Pendant la guerre de 14, mon grand-père tenait la ferme, sauf lorsqu'il accomplissait son "service territorial", on disait aussi qu'il était " de la territoriale". Il était convoqué pour surveiller une gare, un pont, un site important, ça pouvait être à 30 km, de jour comme de nuit. Le but était de surveiller les mouvements de l'ennemi et de voir qu'aucun espion ne vienne saboter les positions importantes.
Les territoriaux constituaient un groupe de civils, sous les ordres d'un responsable, un militaire, ils montaient la garde.
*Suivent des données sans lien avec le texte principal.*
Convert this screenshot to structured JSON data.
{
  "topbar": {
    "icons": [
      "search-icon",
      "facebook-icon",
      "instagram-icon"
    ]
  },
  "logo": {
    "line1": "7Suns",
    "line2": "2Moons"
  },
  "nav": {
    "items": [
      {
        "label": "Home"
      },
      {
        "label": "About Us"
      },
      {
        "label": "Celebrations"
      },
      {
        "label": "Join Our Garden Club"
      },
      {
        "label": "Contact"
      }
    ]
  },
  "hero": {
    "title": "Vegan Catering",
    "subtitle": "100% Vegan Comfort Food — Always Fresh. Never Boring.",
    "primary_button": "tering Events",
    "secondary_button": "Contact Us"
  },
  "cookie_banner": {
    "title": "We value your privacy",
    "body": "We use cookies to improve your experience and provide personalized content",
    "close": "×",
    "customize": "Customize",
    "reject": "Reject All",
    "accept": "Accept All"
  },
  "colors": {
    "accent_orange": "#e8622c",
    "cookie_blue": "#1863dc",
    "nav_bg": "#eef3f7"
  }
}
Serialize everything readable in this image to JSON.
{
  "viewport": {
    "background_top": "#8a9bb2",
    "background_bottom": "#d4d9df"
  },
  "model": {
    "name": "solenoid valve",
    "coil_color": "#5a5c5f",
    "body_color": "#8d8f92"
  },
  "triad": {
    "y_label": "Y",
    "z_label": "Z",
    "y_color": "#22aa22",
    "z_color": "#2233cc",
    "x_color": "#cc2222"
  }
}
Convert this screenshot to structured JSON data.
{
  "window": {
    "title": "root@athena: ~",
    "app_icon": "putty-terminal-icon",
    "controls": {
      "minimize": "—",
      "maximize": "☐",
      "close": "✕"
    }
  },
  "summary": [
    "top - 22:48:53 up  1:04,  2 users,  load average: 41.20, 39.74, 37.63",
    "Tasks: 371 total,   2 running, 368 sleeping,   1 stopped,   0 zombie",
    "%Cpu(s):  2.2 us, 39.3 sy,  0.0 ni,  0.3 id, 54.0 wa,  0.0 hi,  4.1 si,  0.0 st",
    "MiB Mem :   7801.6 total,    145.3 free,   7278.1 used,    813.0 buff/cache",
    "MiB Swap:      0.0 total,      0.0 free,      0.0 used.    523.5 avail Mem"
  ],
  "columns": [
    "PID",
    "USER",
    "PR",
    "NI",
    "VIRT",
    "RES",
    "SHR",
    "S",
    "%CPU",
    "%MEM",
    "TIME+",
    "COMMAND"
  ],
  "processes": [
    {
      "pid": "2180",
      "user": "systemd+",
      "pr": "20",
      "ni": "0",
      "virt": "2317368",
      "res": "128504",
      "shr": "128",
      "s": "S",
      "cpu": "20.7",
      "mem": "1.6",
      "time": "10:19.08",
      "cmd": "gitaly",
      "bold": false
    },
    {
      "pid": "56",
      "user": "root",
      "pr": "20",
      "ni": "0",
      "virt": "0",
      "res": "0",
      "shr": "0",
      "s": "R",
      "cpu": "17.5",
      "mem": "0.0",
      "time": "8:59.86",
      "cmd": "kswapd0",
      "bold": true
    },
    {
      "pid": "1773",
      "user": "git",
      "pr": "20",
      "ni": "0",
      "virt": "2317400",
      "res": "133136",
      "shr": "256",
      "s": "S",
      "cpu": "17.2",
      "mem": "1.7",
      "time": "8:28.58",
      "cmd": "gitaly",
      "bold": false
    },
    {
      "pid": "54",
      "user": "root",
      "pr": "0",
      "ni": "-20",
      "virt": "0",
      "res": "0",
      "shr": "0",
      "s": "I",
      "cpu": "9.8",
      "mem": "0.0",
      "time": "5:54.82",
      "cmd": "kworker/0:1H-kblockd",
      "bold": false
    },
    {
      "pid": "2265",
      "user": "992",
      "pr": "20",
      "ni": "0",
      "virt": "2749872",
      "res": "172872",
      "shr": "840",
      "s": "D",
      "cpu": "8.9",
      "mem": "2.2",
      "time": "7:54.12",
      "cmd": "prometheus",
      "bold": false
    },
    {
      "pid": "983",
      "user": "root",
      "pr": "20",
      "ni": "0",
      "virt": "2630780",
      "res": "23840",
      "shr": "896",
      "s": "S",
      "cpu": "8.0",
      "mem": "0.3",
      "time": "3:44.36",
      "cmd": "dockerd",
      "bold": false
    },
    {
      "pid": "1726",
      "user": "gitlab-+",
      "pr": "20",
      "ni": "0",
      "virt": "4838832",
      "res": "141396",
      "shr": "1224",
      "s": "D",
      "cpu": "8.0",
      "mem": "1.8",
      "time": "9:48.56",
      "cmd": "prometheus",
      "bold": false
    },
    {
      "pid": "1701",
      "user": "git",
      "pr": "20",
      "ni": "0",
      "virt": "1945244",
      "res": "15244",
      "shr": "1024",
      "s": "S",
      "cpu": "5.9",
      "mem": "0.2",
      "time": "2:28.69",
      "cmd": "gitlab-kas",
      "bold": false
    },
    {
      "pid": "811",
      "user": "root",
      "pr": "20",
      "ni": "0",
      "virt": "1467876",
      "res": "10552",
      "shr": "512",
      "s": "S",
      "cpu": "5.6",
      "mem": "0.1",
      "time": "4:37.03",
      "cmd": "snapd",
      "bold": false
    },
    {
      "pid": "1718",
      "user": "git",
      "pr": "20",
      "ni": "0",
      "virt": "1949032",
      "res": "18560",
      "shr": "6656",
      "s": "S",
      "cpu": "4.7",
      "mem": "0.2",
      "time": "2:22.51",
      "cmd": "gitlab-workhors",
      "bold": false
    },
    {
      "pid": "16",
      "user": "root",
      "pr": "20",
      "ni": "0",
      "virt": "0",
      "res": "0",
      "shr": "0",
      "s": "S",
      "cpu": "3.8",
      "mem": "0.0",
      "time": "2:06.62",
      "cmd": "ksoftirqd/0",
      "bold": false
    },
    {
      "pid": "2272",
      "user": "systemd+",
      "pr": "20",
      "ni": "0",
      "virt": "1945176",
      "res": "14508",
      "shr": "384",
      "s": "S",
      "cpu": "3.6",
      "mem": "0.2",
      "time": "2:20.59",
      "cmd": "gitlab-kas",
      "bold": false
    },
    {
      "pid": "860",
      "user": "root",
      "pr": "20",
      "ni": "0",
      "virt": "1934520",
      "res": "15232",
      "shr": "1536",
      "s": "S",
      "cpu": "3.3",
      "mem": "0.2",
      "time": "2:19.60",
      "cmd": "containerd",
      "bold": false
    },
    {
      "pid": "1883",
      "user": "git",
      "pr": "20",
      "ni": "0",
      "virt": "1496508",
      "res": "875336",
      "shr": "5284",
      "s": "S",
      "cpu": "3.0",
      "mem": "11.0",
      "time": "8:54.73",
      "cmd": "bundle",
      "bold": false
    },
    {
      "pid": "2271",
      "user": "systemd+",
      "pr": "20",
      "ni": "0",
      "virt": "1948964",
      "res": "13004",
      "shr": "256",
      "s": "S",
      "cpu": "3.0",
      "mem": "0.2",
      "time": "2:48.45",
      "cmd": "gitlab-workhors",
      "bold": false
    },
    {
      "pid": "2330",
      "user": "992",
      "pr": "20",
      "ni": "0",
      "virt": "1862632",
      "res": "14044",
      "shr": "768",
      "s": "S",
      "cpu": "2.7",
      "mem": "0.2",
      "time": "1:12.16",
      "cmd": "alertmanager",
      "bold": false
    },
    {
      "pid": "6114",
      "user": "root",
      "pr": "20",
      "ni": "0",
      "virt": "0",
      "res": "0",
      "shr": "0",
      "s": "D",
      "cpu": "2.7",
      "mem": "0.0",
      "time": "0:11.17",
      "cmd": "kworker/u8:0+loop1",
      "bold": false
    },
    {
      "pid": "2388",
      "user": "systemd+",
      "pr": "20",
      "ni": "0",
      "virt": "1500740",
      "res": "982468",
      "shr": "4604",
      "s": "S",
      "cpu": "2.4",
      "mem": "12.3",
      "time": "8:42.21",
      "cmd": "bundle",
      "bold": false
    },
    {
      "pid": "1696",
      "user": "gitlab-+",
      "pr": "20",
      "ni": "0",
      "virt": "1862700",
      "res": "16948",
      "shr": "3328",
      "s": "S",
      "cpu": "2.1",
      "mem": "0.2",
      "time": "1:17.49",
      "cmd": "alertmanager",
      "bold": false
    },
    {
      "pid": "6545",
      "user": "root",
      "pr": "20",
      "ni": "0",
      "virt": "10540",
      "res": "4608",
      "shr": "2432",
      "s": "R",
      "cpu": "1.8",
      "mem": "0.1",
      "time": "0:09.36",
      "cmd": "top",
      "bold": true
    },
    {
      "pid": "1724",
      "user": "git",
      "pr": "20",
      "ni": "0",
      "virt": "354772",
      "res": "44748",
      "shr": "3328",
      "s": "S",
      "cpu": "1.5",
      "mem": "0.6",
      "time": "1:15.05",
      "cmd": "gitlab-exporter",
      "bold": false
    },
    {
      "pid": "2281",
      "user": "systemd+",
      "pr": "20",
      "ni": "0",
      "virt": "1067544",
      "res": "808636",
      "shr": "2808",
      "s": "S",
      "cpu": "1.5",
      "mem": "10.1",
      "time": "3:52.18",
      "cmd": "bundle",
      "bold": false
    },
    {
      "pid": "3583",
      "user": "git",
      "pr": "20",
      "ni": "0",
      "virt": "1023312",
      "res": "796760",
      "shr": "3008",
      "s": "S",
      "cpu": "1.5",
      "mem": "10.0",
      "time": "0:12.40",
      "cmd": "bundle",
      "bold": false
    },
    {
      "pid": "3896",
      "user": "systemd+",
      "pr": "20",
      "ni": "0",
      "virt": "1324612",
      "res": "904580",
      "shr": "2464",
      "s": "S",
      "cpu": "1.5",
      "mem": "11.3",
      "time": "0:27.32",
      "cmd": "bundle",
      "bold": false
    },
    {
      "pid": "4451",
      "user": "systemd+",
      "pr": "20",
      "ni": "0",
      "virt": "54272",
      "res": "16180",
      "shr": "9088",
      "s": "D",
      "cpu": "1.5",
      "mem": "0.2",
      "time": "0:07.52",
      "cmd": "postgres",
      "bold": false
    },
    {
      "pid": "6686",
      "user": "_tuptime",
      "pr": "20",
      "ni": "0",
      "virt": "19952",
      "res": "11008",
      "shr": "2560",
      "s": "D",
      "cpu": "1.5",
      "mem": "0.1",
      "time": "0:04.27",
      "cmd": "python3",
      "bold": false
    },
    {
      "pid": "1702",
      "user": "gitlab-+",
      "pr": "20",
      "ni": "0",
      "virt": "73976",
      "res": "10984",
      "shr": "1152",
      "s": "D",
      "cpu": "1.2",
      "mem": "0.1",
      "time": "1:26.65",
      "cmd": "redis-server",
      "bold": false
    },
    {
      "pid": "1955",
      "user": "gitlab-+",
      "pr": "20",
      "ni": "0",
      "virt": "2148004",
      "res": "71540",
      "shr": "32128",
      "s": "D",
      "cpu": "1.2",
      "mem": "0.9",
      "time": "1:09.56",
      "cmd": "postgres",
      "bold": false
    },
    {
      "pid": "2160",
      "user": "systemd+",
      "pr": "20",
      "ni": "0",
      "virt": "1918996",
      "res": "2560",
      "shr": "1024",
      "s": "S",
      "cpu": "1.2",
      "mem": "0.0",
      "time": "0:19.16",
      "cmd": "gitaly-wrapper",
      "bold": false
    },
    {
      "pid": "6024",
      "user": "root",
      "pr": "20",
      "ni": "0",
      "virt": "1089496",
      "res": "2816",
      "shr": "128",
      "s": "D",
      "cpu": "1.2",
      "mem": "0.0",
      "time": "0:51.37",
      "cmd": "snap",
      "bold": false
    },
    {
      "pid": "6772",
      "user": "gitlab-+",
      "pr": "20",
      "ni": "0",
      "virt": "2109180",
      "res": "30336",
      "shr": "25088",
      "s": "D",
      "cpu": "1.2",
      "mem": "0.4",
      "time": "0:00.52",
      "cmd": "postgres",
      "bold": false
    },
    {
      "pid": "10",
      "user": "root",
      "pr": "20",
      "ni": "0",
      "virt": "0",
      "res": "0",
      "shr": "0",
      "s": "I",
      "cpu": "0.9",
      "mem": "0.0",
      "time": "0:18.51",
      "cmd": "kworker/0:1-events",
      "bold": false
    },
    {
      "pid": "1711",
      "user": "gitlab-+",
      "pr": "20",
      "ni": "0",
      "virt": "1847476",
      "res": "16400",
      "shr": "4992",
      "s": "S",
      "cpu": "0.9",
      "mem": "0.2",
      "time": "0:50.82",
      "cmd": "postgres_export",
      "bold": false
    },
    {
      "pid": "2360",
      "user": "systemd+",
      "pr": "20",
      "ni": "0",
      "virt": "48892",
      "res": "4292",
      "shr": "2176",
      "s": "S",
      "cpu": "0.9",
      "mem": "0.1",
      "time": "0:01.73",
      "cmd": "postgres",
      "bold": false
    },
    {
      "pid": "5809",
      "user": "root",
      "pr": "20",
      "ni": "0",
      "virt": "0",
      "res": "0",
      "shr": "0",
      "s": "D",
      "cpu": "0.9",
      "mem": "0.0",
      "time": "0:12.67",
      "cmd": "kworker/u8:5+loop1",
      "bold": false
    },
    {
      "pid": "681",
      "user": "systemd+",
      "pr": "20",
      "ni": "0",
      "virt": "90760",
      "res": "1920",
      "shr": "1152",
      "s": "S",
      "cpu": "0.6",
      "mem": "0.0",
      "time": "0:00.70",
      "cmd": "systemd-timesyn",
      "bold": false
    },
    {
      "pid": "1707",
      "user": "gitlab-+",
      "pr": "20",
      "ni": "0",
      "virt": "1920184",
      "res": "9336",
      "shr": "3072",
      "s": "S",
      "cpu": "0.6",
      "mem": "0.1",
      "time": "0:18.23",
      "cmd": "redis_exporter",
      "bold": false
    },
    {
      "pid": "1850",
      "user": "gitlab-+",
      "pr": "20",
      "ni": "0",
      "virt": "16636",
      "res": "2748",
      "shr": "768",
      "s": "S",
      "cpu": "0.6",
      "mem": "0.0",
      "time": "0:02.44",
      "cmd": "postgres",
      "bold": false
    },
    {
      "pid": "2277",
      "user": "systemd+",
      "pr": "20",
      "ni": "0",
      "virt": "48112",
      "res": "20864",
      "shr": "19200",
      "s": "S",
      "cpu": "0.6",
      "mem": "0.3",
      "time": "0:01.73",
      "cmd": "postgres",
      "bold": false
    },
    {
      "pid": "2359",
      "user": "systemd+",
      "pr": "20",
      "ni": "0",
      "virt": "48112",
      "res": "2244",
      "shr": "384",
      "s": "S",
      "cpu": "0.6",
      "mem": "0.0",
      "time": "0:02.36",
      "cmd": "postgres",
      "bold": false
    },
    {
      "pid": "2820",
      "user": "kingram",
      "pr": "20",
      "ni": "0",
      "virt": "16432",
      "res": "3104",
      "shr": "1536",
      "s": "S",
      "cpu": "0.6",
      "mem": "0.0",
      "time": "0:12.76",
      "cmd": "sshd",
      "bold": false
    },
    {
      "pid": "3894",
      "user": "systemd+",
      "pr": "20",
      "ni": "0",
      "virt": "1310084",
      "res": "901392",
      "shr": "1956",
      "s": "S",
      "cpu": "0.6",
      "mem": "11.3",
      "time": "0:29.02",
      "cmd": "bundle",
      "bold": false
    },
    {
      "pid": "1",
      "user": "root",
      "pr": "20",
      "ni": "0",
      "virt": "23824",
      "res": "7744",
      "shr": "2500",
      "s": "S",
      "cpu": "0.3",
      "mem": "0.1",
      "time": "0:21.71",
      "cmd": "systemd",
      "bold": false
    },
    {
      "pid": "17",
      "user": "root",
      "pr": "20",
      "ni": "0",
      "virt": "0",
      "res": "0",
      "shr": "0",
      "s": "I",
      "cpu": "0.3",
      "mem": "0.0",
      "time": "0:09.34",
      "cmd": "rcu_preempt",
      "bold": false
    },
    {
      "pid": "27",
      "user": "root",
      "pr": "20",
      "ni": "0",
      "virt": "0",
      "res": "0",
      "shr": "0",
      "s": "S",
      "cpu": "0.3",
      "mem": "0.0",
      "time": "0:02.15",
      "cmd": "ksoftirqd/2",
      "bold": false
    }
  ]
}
Ils étaient armés à la façon territoriale, avec des fusils Lebel qui avaient dû faire la guerre de 70. Ils montaient la garde pendant le temps qu'il fallait : on leur envoyait une convocation disant : "vous allez à tel endroit, à tel moment". Ils portaient l'uniforme des gardes territoriaux. C'était les vieux. En général, ils savaient tirer au fusil, puisque c'était obligatoirement d'anciens militaires. Mais ils n'étaient plus appelables pour aller faire la guerre.
Vieux ? Mon grand-père avait 43 ans en 14, il n'a jamais été envoyé au front. En plus de son âge, il n'était pas appelable aussi à cause de ses cinq enfants dont l'aînée avait 16 ans.
Son fils aîné a travaillé à la ferme jusqu'à ce qu'il ait l'âge pour être mobilisé en 1917 (il était de 1898). A 19 ans, il a été versé, après ses classes, dans l'artillerie au front.
A l'époque, le grand-père cultivait du blé; il avait six ou sept vaches, avec les veaux; et puis la basse-cour et le jardin maraîcher, cultivé par la grand-mère, mais labouré par le grand-père une fois par an. Leur fils, quand il avait 16 ans, avant de partir à la guerre, commençait à labourer un peu, ramasser le foin, faner, etc.
Ma mère avait 10 ans en 1914; elle s'occupait des vaches et de la basse-cour. Elle a remplacé son frère quand il a été mobilisé à 19 ans.